Весь вечер (наверное, утро, но у них считалось — вечер) они сидели на мокром снегу, конечно, сами до костей, до синевы в глазах, до полубеспамятства, но живы, и даже сопли не текли почему-то, хотя глаза застывали...

Когда в пальцах (ничего уже давно не чувствующих пальцах, белых сосисках, плохо упакованных в лоскуты, неживых) заплясали огоньки, соединились в оранжевый сгусток, который на секунду налился красным и почти померк, а потом вдруг взревел, раздулся, ошпарил глаза ослепительно-жёлтым и почти сразу перешёл в невозможный белый — когда стала не столько даже гореть, а превращаться в пепел одежда, когда лёд стал отступать от кожи куда-то внутрь, а снег между ними исчез, и от голой, на глазах высыхающей земли повалил пар — когда натянулась кожа на лицах, осклились зубы, и хитрая усмешка упала наискосок от уха до подбородка — когда...

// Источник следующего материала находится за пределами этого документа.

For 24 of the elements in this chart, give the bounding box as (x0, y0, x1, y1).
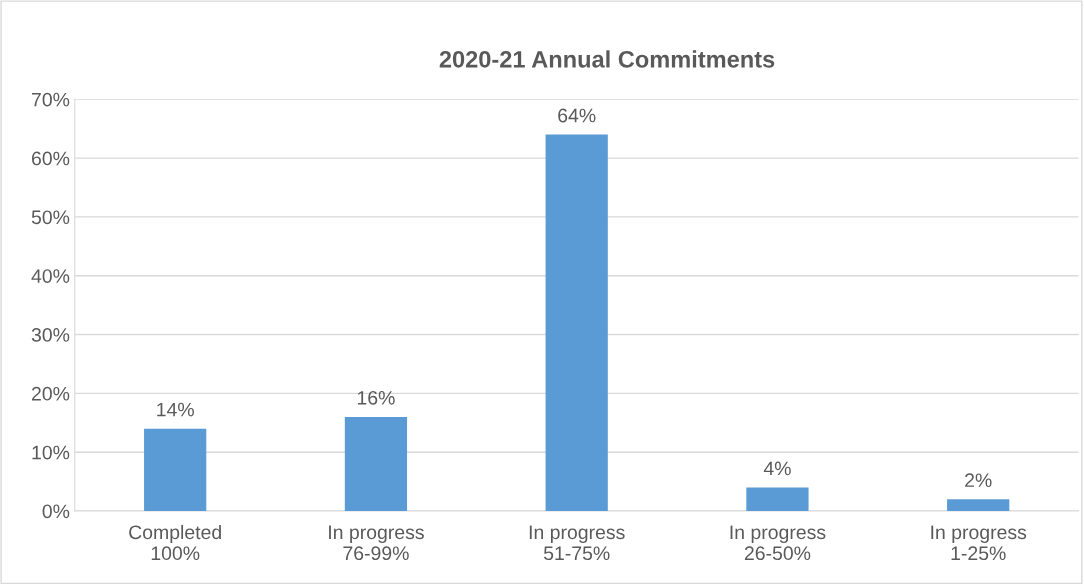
bar (746, 487, 809, 511)
bar (344, 416, 408, 511)
y-tick-label: 50% (31, 210, 70, 225)
data-label: 16% (357, 390, 395, 405)
y-tick-label: 60% (32, 151, 70, 166)
y-tick-label: 40% (31, 269, 70, 283)
bar (144, 428, 207, 511)
x-tick-label: Completed 100% (129, 524, 221, 561)
y-tick-label: 30% (31, 328, 70, 342)
bar (947, 499, 1010, 511)
y-tick-label: 20% (32, 386, 70, 401)
x-tick-label: In progress 1-25% (931, 525, 1027, 561)
x-tick-label: In progress 26-50% (730, 525, 826, 561)
data-label: 14% (157, 402, 194, 417)
data-label: 2% (965, 473, 992, 487)
chart-title: 2020-21 Annual Commitments (439, 50, 775, 68)
y-tick-label: 70% (32, 92, 70, 107)
x-tick-label: In progress 51-75% (529, 525, 625, 561)
y-tick-label: 10% (32, 445, 70, 460)
data-label: 4% (763, 461, 791, 476)
data-label: 64% (558, 108, 596, 123)
x-tick-label: In progress 76-99% (329, 525, 424, 561)
bar (545, 134, 608, 511)
y-tick-label: 0% (42, 504, 70, 519)
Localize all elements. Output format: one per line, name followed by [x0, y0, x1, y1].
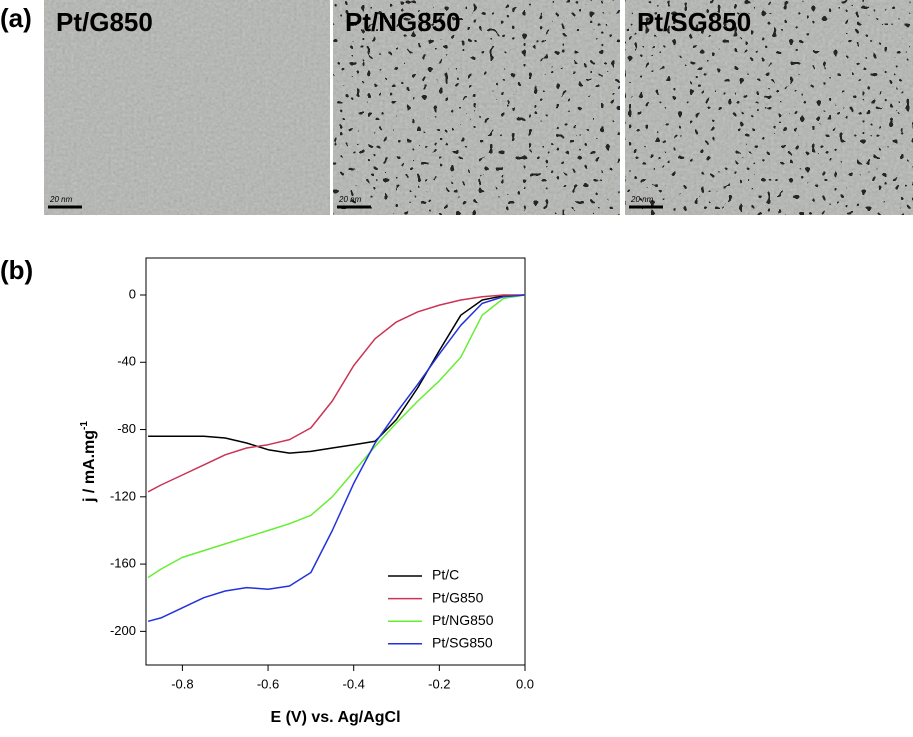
- series-line: [147, 294, 526, 579]
- tem-particles: [333, 0, 620, 215]
- y-tick-label: -200: [110, 623, 136, 638]
- y-tick-label: 0: [129, 286, 136, 301]
- x-tick-label: -0.4: [342, 676, 364, 691]
- x-tick-label: -0.8: [171, 676, 193, 691]
- image-label: Pt/SG850: [637, 7, 751, 37]
- legend-label: Pt/G850: [432, 589, 484, 605]
- y-tick-label: -80: [117, 421, 136, 436]
- scale-label: 20 nm: [49, 195, 73, 204]
- x-tick-label: -0.2: [428, 676, 450, 691]
- tem-images: Pt/G850 20 nm Pt/NG850 20 nm Pt/SG850 20 nm: [44, 0, 913, 215]
- image-label: Pt/G850: [56, 7, 153, 37]
- y-tick-label: -120: [110, 488, 136, 503]
- legend-label: Pt/SG850: [432, 635, 493, 651]
- x-axis-label: E (V) vs. Ag/AgCl: [270, 709, 400, 726]
- x-tick-label: -0.6: [257, 676, 279, 691]
- scale-label: 20 nm: [338, 195, 362, 204]
- y-label-text: j / mA.mg: [81, 430, 98, 503]
- series-line: [147, 294, 525, 493]
- tem-texture: [44, 0, 330, 215]
- panel-label: (a): [0, 3, 32, 33]
- legend-label: Pt/NG850: [432, 612, 494, 628]
- tem-particles: [625, 0, 913, 215]
- y-axis-label: j / mA.mg-1: [79, 421, 99, 503]
- y-tick-label: -160: [110, 556, 136, 571]
- scale-label: 20 nm: [630, 195, 654, 204]
- panel-label: (b): [0, 255, 33, 285]
- series-line: [148, 294, 526, 454]
- y-tick-label: -40: [117, 354, 136, 369]
- legend-label: Pt/C: [432, 567, 459, 583]
- image-label: Pt/NG850: [345, 7, 461, 37]
- x-tick-label: 0.0: [516, 676, 534, 691]
- y-label-sup: -1: [79, 421, 90, 430]
- plot-frame: [145, 257, 526, 666]
- chart: 0 -40 -80 -120 -160 -200 -0.8 -0.6 -0.4 -0.2 0.0 E …: [79, 257, 534, 726]
- series-line: [147, 294, 526, 623]
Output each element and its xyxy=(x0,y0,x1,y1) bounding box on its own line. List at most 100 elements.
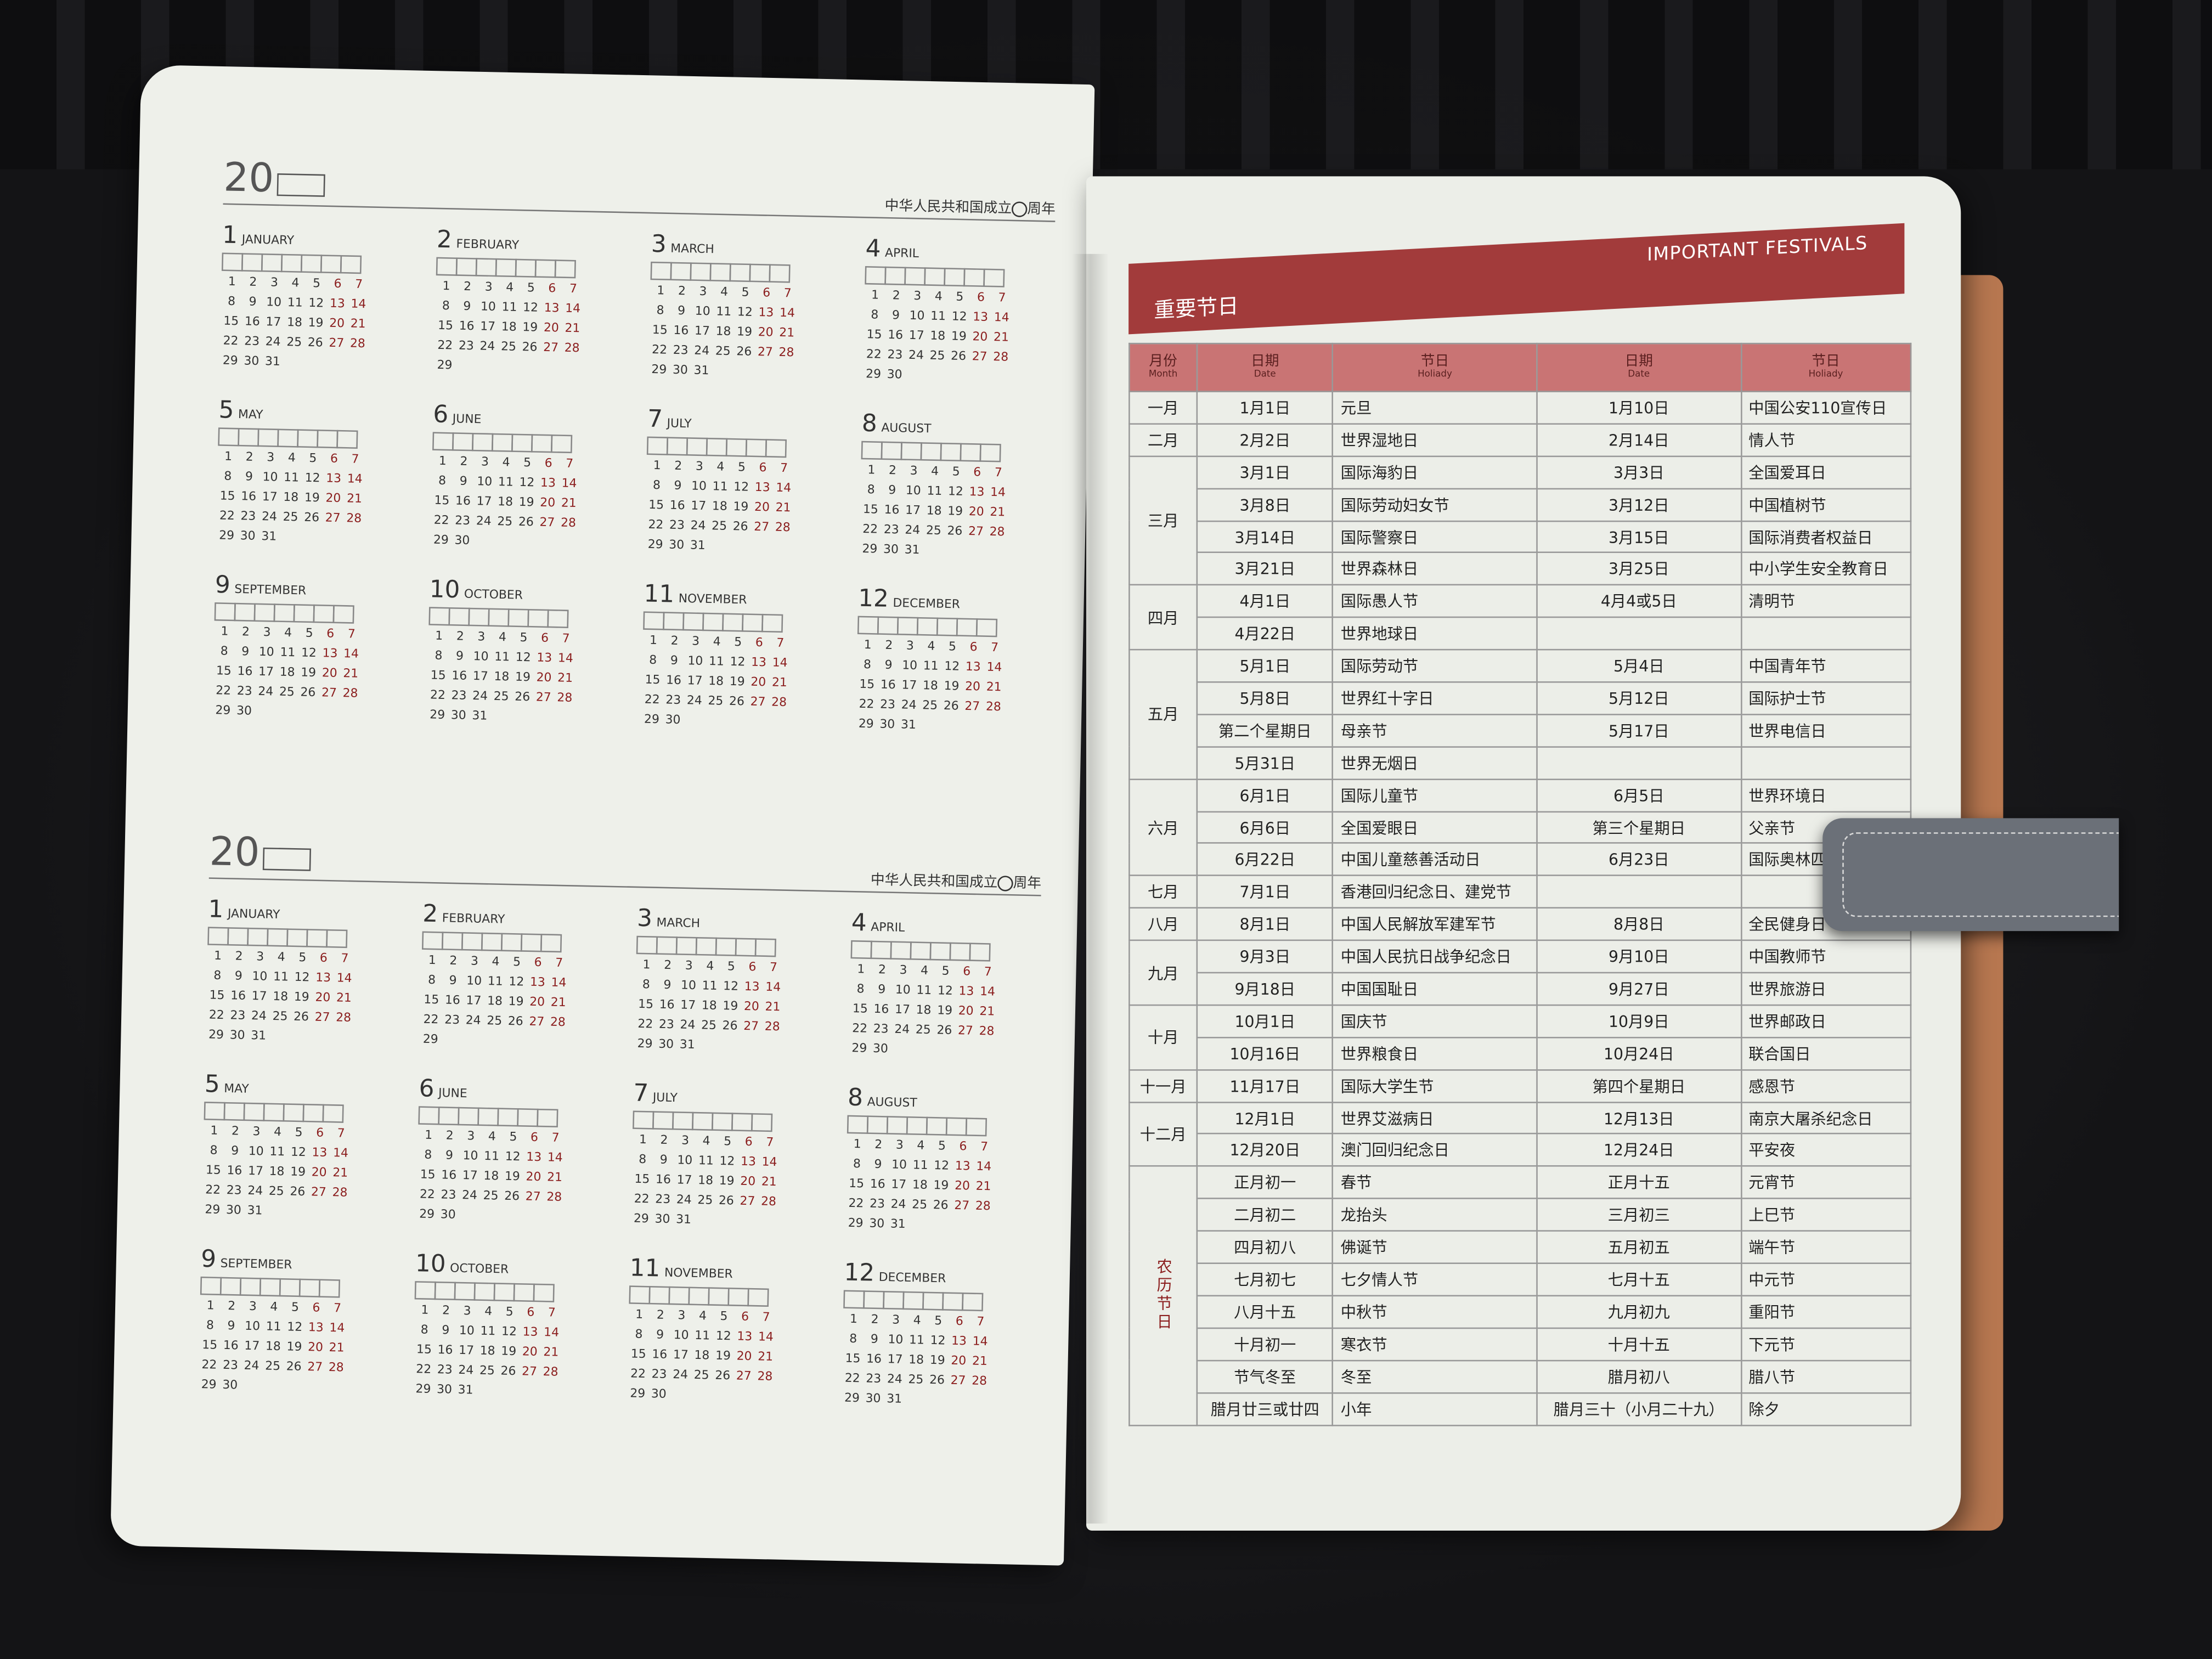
blank-box xyxy=(863,1290,885,1310)
closure-strap[interactable] xyxy=(1822,818,2119,932)
day-number: 25 xyxy=(497,515,513,530)
day-number: 13 xyxy=(951,1334,967,1350)
day-number: 15 xyxy=(437,319,454,334)
day-number: 22 xyxy=(866,348,882,363)
date-cell-2: 1月10日 xyxy=(1536,391,1742,425)
day-number: 29 xyxy=(644,713,660,727)
table-row: 二月 2月2日 世界湿地日 2月14日 情人节 xyxy=(1128,423,1912,457)
day-number: 9 xyxy=(888,483,896,498)
day-number: 27 xyxy=(740,1194,755,1210)
day-number: 23 xyxy=(240,510,256,524)
day-number: 31 xyxy=(264,355,281,370)
day-number: 27 xyxy=(950,1374,966,1389)
week-boxes xyxy=(865,266,1054,289)
day-number: 10 xyxy=(473,650,489,665)
day-number: 2 xyxy=(674,459,682,474)
day-number: 24 xyxy=(465,1014,481,1029)
day-number: 14 xyxy=(332,1147,349,1161)
day-number: 29 xyxy=(437,358,453,374)
day-number: 25 xyxy=(915,1023,931,1038)
day-number: 6 xyxy=(759,461,767,476)
day-number: 30 xyxy=(883,543,899,558)
day-number: 7 xyxy=(766,1136,774,1150)
day-number: 13 xyxy=(308,1321,324,1336)
month-header: 10 OCTOBER xyxy=(415,1250,605,1283)
blank-box xyxy=(473,1282,495,1301)
blank-box xyxy=(940,442,962,462)
month-header: 12 DECEMBER xyxy=(844,1259,1034,1291)
day-number: 22 xyxy=(634,1192,650,1207)
day-number: 29 xyxy=(651,363,667,378)
blank-box xyxy=(247,927,269,947)
months-grid: 1 JANUARY 1 2 3 4 5 6 7 8 9 10 11 12 13 14 15 16 17 18 19 20 2… xyxy=(212,222,1055,736)
day-number: 3 xyxy=(249,1300,257,1314)
day-number: 10 xyxy=(673,1329,689,1344)
day-number: 25 xyxy=(693,1368,709,1384)
blank-box xyxy=(540,934,562,953)
day-number: 22 xyxy=(851,1022,868,1037)
day-number: 9 xyxy=(670,654,679,669)
holiday-cell-2: 南京大屠杀纪念日 xyxy=(1740,1101,1912,1135)
day-number: 17 xyxy=(244,1339,260,1355)
blank-box xyxy=(692,1111,714,1131)
day-number: 1 xyxy=(224,450,233,465)
day-number: 4 xyxy=(720,285,729,300)
day-number: 29 xyxy=(851,1042,867,1057)
table-row: 6月22日 中国儿童慈善活动日 6月23日 国际奥林匹克日 xyxy=(1129,843,1912,877)
day-number: 9 xyxy=(874,1158,882,1172)
day-number: 2 xyxy=(231,1125,240,1139)
day-number: 3 xyxy=(699,285,707,300)
blank-box xyxy=(675,936,698,956)
day-number: 7 xyxy=(769,961,778,975)
day-number: 28 xyxy=(557,691,573,706)
week-boxes xyxy=(629,1285,818,1308)
day-number: 23 xyxy=(451,689,467,704)
day-number: 14 xyxy=(979,985,996,1000)
day-number: 1 xyxy=(849,1312,858,1327)
month-october: 10 OCTOBER 1 2 3 4 5 6 7 8 9 10 11 12 13 14 15 16 17 18 19 20… xyxy=(413,1250,605,1401)
day-number: 29 xyxy=(647,538,663,553)
day-grid: 1 2 3 4 5 6 7 8 9 10 11 12 13 14 15 16 17 18 19 20 21 22 23 24 2… xyxy=(641,634,832,731)
month-number: 3 xyxy=(636,905,653,934)
day-grid: 1 2 3 4 5 6 7 8 9 10 11 12 13 14 15 16 17 18 19 20 21 22 23 24 2… xyxy=(219,275,410,373)
day-number: 4 xyxy=(506,281,514,296)
day-number: 15 xyxy=(862,503,879,518)
day-number: 19 xyxy=(715,1349,731,1364)
day-grid: 1 2 3 4 5 6 7 8 9 10 11 12 13 14 15 16 17 18 19 20 21 22 23 24 2… xyxy=(420,954,611,1051)
blank-box xyxy=(500,933,523,952)
blank-box xyxy=(441,932,464,951)
day-number: 9 xyxy=(663,978,672,993)
month-number: 1 xyxy=(222,221,238,250)
day-grid: 1 2 3 4 5 6 7 8 9 10 11 12 13 14 15 16 17 18 19 20 21 22 23 24 2… xyxy=(855,639,1046,736)
day-number: 11 xyxy=(909,1334,925,1348)
day-number: 25 xyxy=(697,1194,713,1209)
month-name: MARCH xyxy=(656,916,701,932)
day-number: 10 xyxy=(477,475,493,490)
day-number: 18 xyxy=(269,1165,285,1180)
table-row: 四月 4月1日 国际愚人节 4月4或5日 清明节 xyxy=(1128,584,1912,651)
holiday-cell-2: 中国青年节 xyxy=(1740,649,1912,683)
blank-box xyxy=(488,608,510,627)
blank-box xyxy=(983,268,1005,287)
day-number: 24 xyxy=(244,1359,259,1374)
week-boxes xyxy=(218,427,407,450)
day-number: 2 xyxy=(678,285,686,300)
day-number: 27 xyxy=(754,520,770,535)
day-number: 11 xyxy=(930,309,946,324)
day-number: 6 xyxy=(748,961,757,975)
blank-box xyxy=(531,434,553,453)
blank-box xyxy=(650,261,672,281)
day-number: 21 xyxy=(993,331,1009,346)
day-number: 7 xyxy=(569,282,578,297)
day-number: 30 xyxy=(244,354,259,369)
day-number: 4 xyxy=(284,626,292,641)
holiday-cell-2: 下元节 xyxy=(1740,1327,1912,1361)
day-number: 3 xyxy=(899,963,907,978)
holiday-cell: 国庆节 xyxy=(1332,1004,1538,1039)
day-number: 24 xyxy=(265,335,281,350)
day-number: 6 xyxy=(969,641,978,656)
day-number: 17 xyxy=(894,1003,911,1018)
day-grid: 1 2 3 4 5 6 7 8 9 10 11 12 13 14 15 16 17 18 19 20 21 22 23 24 2… xyxy=(427,629,618,726)
day-number: 29 xyxy=(633,1212,650,1227)
day-number: 10 xyxy=(905,484,921,499)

Но тут они перестали наблюдать. Уже голые, мгновение колебались, сохранять ли эту обмороженную плоть, ещё цеплялись за что-то — за чувства... за сердечную мышцу, за просторные пузырьки лёгких, за нежную горечь в гортани, за слёзы... но выбор получился общим, совместным, немедленным, и из разваливающихся тел вырвались длинные, узкие, такие же ослепительно-белые, как огонь, складывающиеся и раскладывающиеся голенями гигантских насекомых существа: демоны, сладкие звенящие голоса.